Before Hurricane Katrina, Duskin and many other residents of New Orleans went without a regular doctor. They typically got the treatment they needed at the emergency room. But now, using a $100 million federal grant, the city has rebuilt its health care system along the medical home model. There are 93 across New Orleans.
Dr. Karen DeSalvo is New Orleans commissioner of health. She says this “team” model, allows individual staff members to work at what she calls the top of their license. Primary-care doctors, for instance, aren’t doubling as social workers at physician’s rates.
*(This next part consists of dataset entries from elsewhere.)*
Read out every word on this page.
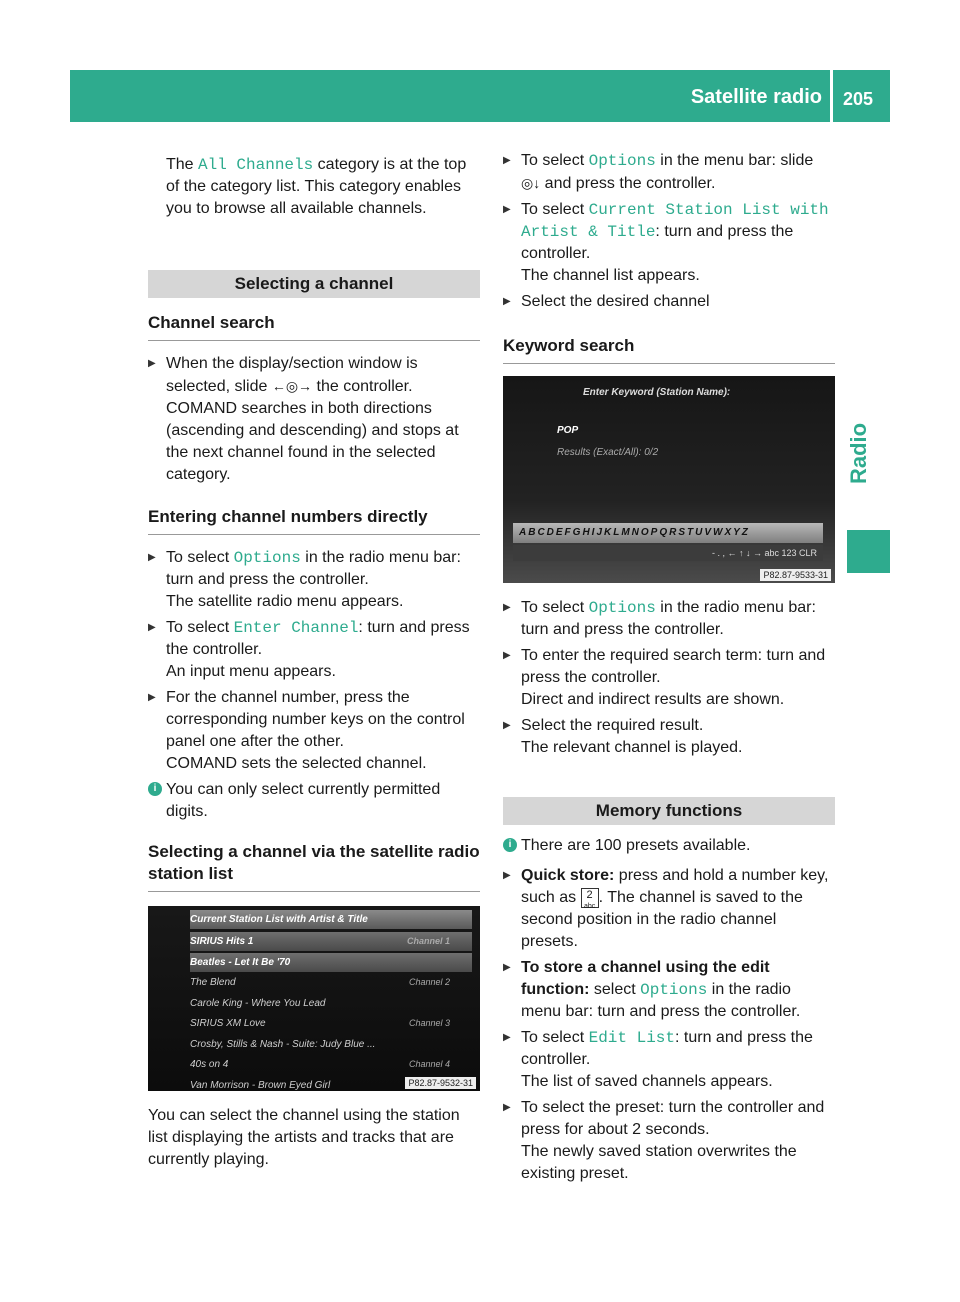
Satellite radio 205
Radio

The All Channels category is at the top of the category list. This category enables you to browse all available channels.

Selecting a channel
Channel search
▶ When the display/section window is selected, slide ←◎→ the controller.
COMAND searches in both directions (ascending and descending) and stops at the next channel found in the selected category.
Entering channel numbers directly
▶ To select Options in the radio menu bar: turn and press the controller.
The satellite radio menu appears.
▶ To select Enter Channel: turn and press the controller.
An input menu appears.
▶ For the channel number, press the corresponding number keys on the control panel one after the other.
COMAND sets the selected channel.
i You can only select currently permitted digits.
Selecting a channel via the satellite radio station list
Current Station List with Artist & Title
SIRIUS Hits 1	Channel 1
Beatles - Let It Be '70
The Blend	Channel 2
Carole King - Where You Lead
SIRIUS XM Love	Channel 3
Crosby, Stills & Nash - Suite: Judy Blue ...
40s on 4	Channel 4
Van Morrison - Brown Eyed Girl	P82.87-9532-31

You can select the channel using the station list displaying the artists and tracks that are currently playing.

▶ To select Options in the menu bar: slide ◎↓ and press the controller.
▶ To select Current Station List with Artist & Title: turn and press the controller.
The channel list appears.
▶ Select the desired channel
Keyword search
Enter Keyword (Station Name):
POP
Results (Exact/All): 0/2
ABCDEFGHIJKLMNOPQRSTUVWXYZ
- . , ← ↑ ↓ → abc 123 CLR
P82.87-9533-31
▶ To select Options in the radio menu bar: turn and press the controller.
▶ To enter the required search term: turn and press the controller.
Direct and indirect results are shown.
▶ Select the required result.
The relevant channel is played.
Memory functions
i There are 100 presets available.
▶ Quick store: press and hold a number key, such as 2
abc. The channel is saved to the second position in the radio channel presets.
▶ To store a channel using the edit function: select Options in the radio menu bar: turn and press the controller.
▶ To select Edit List: turn and press the controller.
The list of saved channels appears.
▶ To select the preset: turn the controller and press for about 2 seconds.
The newly saved station overwrites the existing preset.
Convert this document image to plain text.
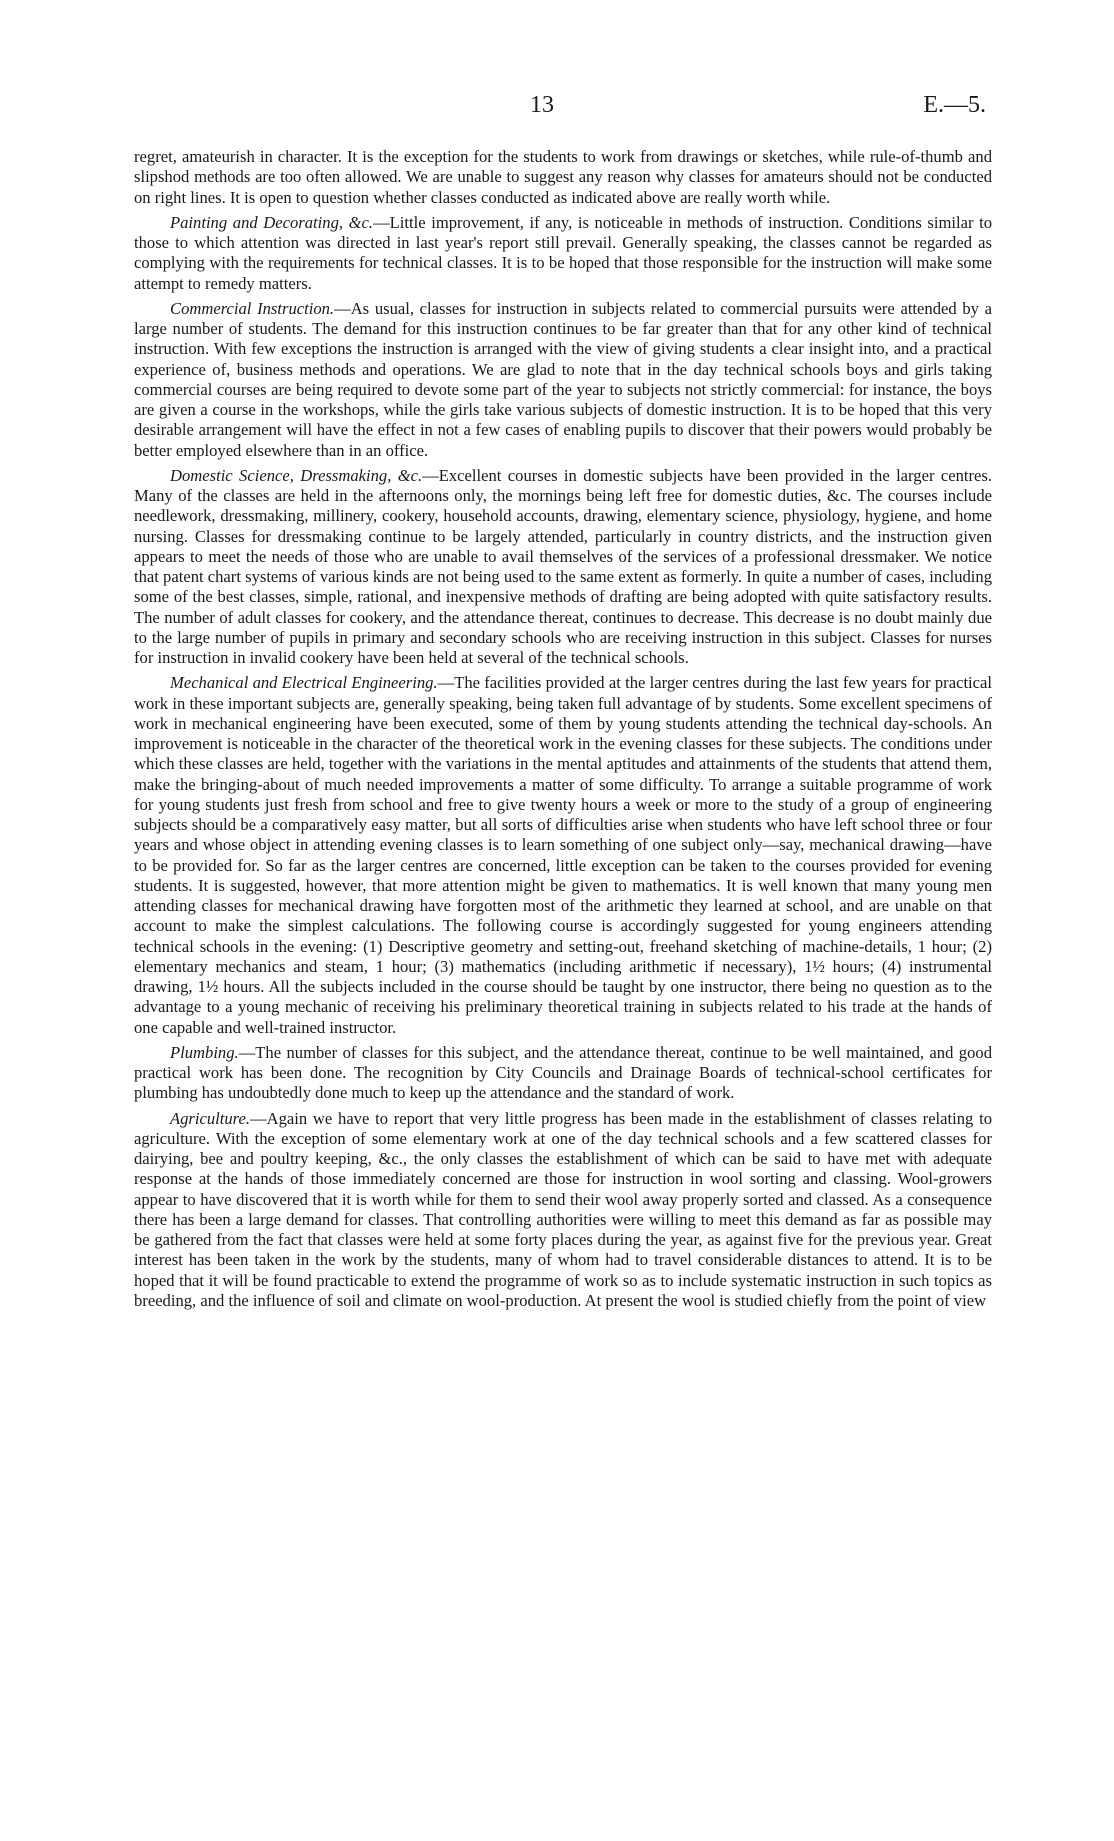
13	E.—5.

regret, amateurish in character. It is the exception for the students to work from drawings or sketches, while rule-of-thumb and slipshod methods are too often allowed. We are unable to suggest any reason why classes for amateurs should not be conducted on right lines. It is open to question whether classes conducted as indicated above are really worth while.

Painting and Decorating, &c.—Little improvement, if any, is noticeable in methods of instruction. Conditions similar to those to which attention was directed in last year's report still prevail. Generally speaking, the classes cannot be regarded as complying with the requirements for technical classes. It is to be hoped that those responsible for the instruction will make some attempt to remedy matters.

Commercial Instruction.—As usual, classes for instruction in subjects related to commercial pursuits were attended by a large number of students. The demand for this instruction continues to be far greater than that for any other kind of technical instruction. With few exceptions the instruction is arranged with the view of giving students a clear insight into, and a practical experience of, business methods and operations. We are glad to note that in the day technical schools boys and girls taking commercial courses are being required to devote some part of the year to subjects not strictly commercial: for instance, the boys are given a course in the workshops, while the girls take various subjects of domestic instruction. It is to be hoped that this very desirable arrangement will have the effect in not a few cases of enabling pupils to discover that their powers would probably be better employed elsewhere than in an office.

Domestic Science, Dressmaking, &c.—Excellent courses in domestic subjects have been provided in the larger centres. Many of the classes are held in the afternoons only, the mornings being left free for domestic duties, &c. The courses include needlework, dressmaking, millinery, cookery, household accounts, drawing, elementary science, physiology, hygiene, and home nursing. Classes for dressmaking continue to be largely attended, particularly in country districts, and the instruction given appears to meet the needs of those who are unable to avail themselves of the services of a professional dressmaker. We notice that patent chart systems of various kinds are not being used to the same extent as formerly. In quite a number of cases, including some of the best classes, simple, rational, and inexpensive methods of drafting are being adopted with quite satisfactory results. The number of adult classes for cookery, and the attendance thereat, continues to decrease. This decrease is no doubt mainly due to the large number of pupils in primary and secondary schools who are receiving instruction in this subject. Classes for nurses for instruction in invalid cookery have been held at several of the technical schools.

Mechanical and Electrical Engineering.—The facilities provided at the larger centres during the last few years for practical work in these important subjects are, generally speaking, being taken full advantage of by students. Some excellent specimens of work in mechanical engineering have been executed, some of them by young students attending the technical day-schools. An improvement is noticeable in the character of the theoretical work in the evening classes for these subjects. The conditions under which these classes are held, together with the variations in the mental aptitudes and attainments of the students that attend them, make the bringing-about of much needed improvements a matter of some difficulty. To arrange a suitable programme of work for young students just fresh from school and free to give twenty hours a week or more to the study of a group of engineering subjects should be a comparatively easy matter, but all sorts of difficulties arise when students who have left school three or four years and whose object in attending evening classes is to learn something of one subject only—say, mechanical drawing—have to be provided for. So far as the larger centres are concerned, little exception can be taken to the courses provided for evening students. It is suggested, however, that more attention might be given to mathematics. It is well known that many young men attending classes for mechanical drawing have forgotten most of the arithmetic they learned at school, and are unable on that account to make the simplest calculations. The following course is accordingly suggested for young engineers attending technical schools in the evening: (1) Descriptive geometry and setting-out, freehand sketching of machine-details, 1 hour; (2) elementary mechanics and steam, 1 hour; (3) mathematics (including arithmetic if necessary), 1½ hours; (4) instrumental drawing, 1½ hours. All the subjects included in the course should be taught by one instructor, there being no question as to the advantage to a young mechanic of receiving his preliminary theoretical training in subjects related to his trade at the hands of one capable and well-trained instructor.

Plumbing.—The number of classes for this subject, and the attendance thereat, continue to be well maintained, and good practical work has been done. The recognition by City Councils and Drainage Boards of technical-school certificates for plumbing has undoubtedly done much to keep up the attendance and the standard of work.

Agriculture.—Again we have to report that very little progress has been made in the establishment of classes relating to agriculture. With the exception of some elementary work at one of the day technical schools and a few scattered classes for dairying, bee and poultry keeping, &c., the only classes the establishment of which can be said to have met with adequate response at the hands of those immediately concerned are those for instruction in wool sorting and classing. Wool-growers appear to have discovered that it is worth while for them to send their wool away properly sorted and classed. As a consequence there has been a large demand for classes. That controlling authorities were willing to meet this demand as far as possible may be gathered from the fact that classes were held at some forty places during the year, as against five for the previous year. Great interest has been taken in the work by the students, many of whom had to travel considerable distances to attend. It is to be hoped that it will be found practicable to extend the programme of work so as to include systematic instruction in such topics as breeding, and the influence of soil and climate on wool-production. At present the wool is studied chiefly from the point of view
Karen DeSalvo: It makes the system less doctor heavy. So it makes us work as a team. And then it makes you find those patients to bring them back into the clinic when they don’t follow up, so they don’t end up the emergency room or an expensive part of the health care system.
New Orleans has some of the highest rates in the nation for obesity, diabetes, heart disease and asthma. All diseases that can best be managed with regular attention. The medical homes have saved taxpayers millions of dollars, according to DeSalvo. Whether patients are healthier is being studied.
But New Orleans Dr. Eboni Price-Haywood thinks they are.
Eboni Price-Haywood: We have a diabetes care management program and I can tell you that within our clinic, patients who have participate in those programs are those who’ve shown rapid improvement in their disease management.
A Kaiser Family Foundation study found that 20 percent more of the uninsured in New Orleans now have routine medical care. Again, Dr. Price-Haywood.
Price-Haywood: I think with the medical home structure that we’ve built in New Orleans, that has been the primary focus is not only to treat, but also to prevent.
Price-Haywood thinks New Orleans can be a model for other parts of the country. And, she says, it should not have to take a hurricane.
In New Orleans, I’m Mary Stucky for Marketplace.